Essere legal manager
General counsel: l’evoluzione è in atto. È questo il segno lasciato dagli Inhousecommunity Days del mese scorso. C’è chi ha parlato di “metamorfosi” di una professione sempre più articolata e decisiva per la vita delle aziende in cui i giuristi operano; c’è chi si è soffermato sulla rinnovata forza contrattuale di coloro che oggi cercano lavoro in questo ambito; chi ha sottolineato il superamento – anche sul piano della retribuzione – della concezione della professione in house come di “serie B” rispetto alla più blasonata avvocatura del libero foro. #Internazionalizzazione, #sostenibilità, #tecnologia, #specializzazione sono solo alcuni degli hashtag che ci hanno regalato le conferenze romane di fine settembre.

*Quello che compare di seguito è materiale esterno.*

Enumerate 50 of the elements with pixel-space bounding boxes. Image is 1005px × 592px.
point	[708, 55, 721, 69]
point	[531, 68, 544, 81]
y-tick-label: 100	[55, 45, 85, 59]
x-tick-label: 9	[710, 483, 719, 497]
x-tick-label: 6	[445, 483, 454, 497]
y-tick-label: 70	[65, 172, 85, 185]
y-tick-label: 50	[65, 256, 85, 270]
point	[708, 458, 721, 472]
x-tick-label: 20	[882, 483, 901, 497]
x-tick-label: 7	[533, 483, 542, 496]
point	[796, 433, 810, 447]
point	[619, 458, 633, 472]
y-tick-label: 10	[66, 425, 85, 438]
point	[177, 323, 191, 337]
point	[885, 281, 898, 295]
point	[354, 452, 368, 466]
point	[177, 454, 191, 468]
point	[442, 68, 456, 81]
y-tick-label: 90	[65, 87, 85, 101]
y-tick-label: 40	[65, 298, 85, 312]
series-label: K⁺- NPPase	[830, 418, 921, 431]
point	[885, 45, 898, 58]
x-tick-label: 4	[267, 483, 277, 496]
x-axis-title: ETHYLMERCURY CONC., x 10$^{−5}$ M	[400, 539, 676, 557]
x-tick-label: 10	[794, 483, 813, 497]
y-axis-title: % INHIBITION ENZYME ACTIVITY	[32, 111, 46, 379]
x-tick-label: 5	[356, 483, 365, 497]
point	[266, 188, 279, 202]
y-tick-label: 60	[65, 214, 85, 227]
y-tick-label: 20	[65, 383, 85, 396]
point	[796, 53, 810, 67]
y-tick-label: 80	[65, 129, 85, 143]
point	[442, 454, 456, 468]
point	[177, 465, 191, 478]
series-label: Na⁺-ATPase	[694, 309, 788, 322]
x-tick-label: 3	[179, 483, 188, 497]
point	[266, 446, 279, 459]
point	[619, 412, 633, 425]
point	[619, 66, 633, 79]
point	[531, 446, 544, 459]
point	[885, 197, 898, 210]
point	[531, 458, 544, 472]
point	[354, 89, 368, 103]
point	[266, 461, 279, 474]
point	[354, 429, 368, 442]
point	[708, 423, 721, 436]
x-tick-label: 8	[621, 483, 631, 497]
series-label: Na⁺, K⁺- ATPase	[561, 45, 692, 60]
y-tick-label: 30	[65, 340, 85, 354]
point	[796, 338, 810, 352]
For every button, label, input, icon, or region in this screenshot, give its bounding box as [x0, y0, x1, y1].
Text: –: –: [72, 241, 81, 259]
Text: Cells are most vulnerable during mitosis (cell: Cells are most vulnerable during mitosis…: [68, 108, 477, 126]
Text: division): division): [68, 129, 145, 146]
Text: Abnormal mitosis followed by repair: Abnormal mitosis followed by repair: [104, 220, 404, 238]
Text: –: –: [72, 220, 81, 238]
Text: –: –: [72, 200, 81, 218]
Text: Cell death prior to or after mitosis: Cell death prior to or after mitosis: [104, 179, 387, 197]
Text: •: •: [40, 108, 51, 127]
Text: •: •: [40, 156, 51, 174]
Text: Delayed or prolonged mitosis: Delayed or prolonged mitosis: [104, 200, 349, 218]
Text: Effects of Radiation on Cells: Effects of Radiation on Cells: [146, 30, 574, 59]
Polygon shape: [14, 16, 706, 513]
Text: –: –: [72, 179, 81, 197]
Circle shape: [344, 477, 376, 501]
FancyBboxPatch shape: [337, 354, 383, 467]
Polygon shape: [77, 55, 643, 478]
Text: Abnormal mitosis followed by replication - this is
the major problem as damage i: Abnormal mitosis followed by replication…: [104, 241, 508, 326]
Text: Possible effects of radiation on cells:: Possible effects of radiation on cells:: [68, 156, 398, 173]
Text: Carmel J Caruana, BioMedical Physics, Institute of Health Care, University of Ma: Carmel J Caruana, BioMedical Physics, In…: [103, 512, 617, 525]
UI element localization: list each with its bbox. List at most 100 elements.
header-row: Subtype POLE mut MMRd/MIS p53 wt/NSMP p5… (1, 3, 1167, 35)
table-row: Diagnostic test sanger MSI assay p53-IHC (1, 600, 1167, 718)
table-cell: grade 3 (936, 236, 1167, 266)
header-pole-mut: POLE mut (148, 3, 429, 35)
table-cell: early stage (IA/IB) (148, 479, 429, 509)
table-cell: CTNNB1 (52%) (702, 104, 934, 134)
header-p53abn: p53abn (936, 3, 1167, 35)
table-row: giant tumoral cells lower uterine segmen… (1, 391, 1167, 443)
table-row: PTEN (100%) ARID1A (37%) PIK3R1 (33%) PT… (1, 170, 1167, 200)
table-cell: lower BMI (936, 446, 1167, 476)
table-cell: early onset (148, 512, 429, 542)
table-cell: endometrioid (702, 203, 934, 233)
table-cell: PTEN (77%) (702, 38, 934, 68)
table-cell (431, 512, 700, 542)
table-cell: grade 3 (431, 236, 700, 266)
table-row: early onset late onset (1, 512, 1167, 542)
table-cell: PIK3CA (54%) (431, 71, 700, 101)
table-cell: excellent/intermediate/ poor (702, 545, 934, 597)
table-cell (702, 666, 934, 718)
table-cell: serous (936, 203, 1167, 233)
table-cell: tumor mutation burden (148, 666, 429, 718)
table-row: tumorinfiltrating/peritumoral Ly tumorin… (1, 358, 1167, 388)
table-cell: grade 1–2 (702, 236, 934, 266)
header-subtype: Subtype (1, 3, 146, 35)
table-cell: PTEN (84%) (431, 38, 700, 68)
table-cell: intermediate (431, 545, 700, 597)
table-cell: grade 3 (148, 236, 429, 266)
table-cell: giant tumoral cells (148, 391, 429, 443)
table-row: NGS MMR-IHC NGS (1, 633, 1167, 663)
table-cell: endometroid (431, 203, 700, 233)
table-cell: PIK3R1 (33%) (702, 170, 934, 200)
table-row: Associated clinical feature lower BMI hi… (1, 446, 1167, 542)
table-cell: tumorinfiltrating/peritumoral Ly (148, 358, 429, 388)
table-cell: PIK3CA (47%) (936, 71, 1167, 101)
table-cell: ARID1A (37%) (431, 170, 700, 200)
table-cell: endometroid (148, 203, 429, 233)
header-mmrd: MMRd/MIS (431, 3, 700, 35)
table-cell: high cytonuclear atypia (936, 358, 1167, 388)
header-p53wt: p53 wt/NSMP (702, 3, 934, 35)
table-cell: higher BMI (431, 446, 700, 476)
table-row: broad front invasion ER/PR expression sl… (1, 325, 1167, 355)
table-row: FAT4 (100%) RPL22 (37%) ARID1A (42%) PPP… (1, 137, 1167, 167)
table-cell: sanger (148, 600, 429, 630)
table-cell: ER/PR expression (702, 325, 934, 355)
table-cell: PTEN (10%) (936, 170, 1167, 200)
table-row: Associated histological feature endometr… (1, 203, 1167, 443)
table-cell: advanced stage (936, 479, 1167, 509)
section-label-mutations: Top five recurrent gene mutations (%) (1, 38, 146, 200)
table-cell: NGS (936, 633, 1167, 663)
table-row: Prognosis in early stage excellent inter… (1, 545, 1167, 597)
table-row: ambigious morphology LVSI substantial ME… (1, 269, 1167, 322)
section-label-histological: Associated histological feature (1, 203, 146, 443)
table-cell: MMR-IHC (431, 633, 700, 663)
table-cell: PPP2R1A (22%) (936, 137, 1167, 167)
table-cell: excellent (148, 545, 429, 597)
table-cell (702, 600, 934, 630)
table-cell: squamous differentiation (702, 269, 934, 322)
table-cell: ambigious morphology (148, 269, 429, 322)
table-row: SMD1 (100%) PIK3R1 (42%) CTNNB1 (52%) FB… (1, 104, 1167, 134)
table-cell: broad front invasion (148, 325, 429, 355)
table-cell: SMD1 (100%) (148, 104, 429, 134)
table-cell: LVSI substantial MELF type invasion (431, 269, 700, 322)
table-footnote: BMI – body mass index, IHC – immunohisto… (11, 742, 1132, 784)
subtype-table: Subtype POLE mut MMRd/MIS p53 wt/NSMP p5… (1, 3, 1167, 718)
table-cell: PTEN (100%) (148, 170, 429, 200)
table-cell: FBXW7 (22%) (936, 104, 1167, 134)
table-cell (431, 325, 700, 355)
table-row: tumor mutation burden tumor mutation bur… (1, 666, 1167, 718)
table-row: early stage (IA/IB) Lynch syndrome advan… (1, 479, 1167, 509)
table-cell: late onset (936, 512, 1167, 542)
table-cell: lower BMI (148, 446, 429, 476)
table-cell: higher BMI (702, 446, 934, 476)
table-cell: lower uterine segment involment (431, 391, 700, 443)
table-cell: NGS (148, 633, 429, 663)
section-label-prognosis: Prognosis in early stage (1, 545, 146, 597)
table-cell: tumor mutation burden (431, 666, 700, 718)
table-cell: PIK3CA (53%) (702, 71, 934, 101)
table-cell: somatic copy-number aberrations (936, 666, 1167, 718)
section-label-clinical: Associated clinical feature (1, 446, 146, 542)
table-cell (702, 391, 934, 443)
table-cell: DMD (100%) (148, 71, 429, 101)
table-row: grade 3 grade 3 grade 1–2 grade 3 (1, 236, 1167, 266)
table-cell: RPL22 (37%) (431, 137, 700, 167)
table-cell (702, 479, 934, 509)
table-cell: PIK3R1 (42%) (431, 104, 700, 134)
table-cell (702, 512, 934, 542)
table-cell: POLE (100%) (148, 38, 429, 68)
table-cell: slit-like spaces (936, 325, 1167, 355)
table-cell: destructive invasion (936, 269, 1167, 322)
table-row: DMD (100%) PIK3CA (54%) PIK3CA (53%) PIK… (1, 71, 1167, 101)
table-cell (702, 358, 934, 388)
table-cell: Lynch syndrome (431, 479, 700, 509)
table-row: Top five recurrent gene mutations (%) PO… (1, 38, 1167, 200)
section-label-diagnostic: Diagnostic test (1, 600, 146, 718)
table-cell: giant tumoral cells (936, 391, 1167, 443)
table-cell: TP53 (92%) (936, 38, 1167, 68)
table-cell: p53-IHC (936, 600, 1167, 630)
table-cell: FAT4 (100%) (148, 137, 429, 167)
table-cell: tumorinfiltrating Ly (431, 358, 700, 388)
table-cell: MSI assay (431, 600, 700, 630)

Se ne ricava è una sempre più marcata centralità del giurista d’impresa, nella propria organizzazione e anche all’interno della categoria professionale. C’è una tendenza di fondo, che in alcuni casi è già realtà, mentre in molti altri è ancora solo una prospettiva in divenire: la trasformazione del corporate counsel in vero e proprio “manager legale”. Un profilo C-level, con tutto ciò che ne consegue in termini di competenze, gestione, visione, valorizzazione dei propri collaboratori, capacità di delega, apertura all’innovazione e via dicendo. Sempre su queste pagine, Andrea Pezzangora (gc del gruppo Benetton) aveva descritto l’importanza di una direzione legale pienamente compenetrata nell’organizzazione aziendale e di come la funzione di general counsel contribuisca «a far sì che l’applicazione delle procedure aziendali (…) non sia sterile ma “pensante”» (vedi MAG 187).
ESSERE LEGAL MANAGER
Torniamo a Roma, Inhousecommunity Days 2022. “Onniscente, onnipresente, onnipotente”. Le tre qualità che si richiedono a un general counsel che si rispetti, descritte con efficace ironia da Sandra Mori, nel corso del suo Keynote Speech: «Se non avete queste tre caratteristiche, ripensate un attimino al vostro futuro…», ha scherzato la ambassador di In2Law. Mori vanta alle spalle un’importante carriera sia in studio che da legale d’azienda e ha tracciato con l’abilità di chi sa di cosa parla il percorso evolutivo della professione in house. Da “risk manager”, col ruolo di semaforo, a “business partner” immerso in ogni meandro della vita aziendale, con relativa dispersione di tempo ed energie. E ora? L’evoluzione ci porta al “legal manager”: una figura che, con approccio sistematico e strutturato «deve passare da gestire i cambiamenti dettati dalle urgenze a definire un vero e proprio modello operativo per la gestione della funzione legale», spiega ancora Mori. Il legal management, dunque, si impone come una delle tante soft skill nel bagaglio del general counsel: «Un approccio, un modo di guardare al lavoro legale all’interno dell’azienda in maniera strutturata, che deve partire dall’analisi dei modelli operativi e di quello che l’azienda ha al suo interno». In quest’ottica, conoscere i processi aziendali diventa il solo modo di «capire quali sono i punti nodali della gestione e intervenire su quelli: questo rende il lavoro più concreto, (…) permette di allineare la funzione legale al modello di business dell’azienda e gestire il rischio legale in maniera molto più efficiente», con l’importante conseguenza, sempre secondo Mori, di rendere misurabile l’impatto della funzione legale sul processo aziendale.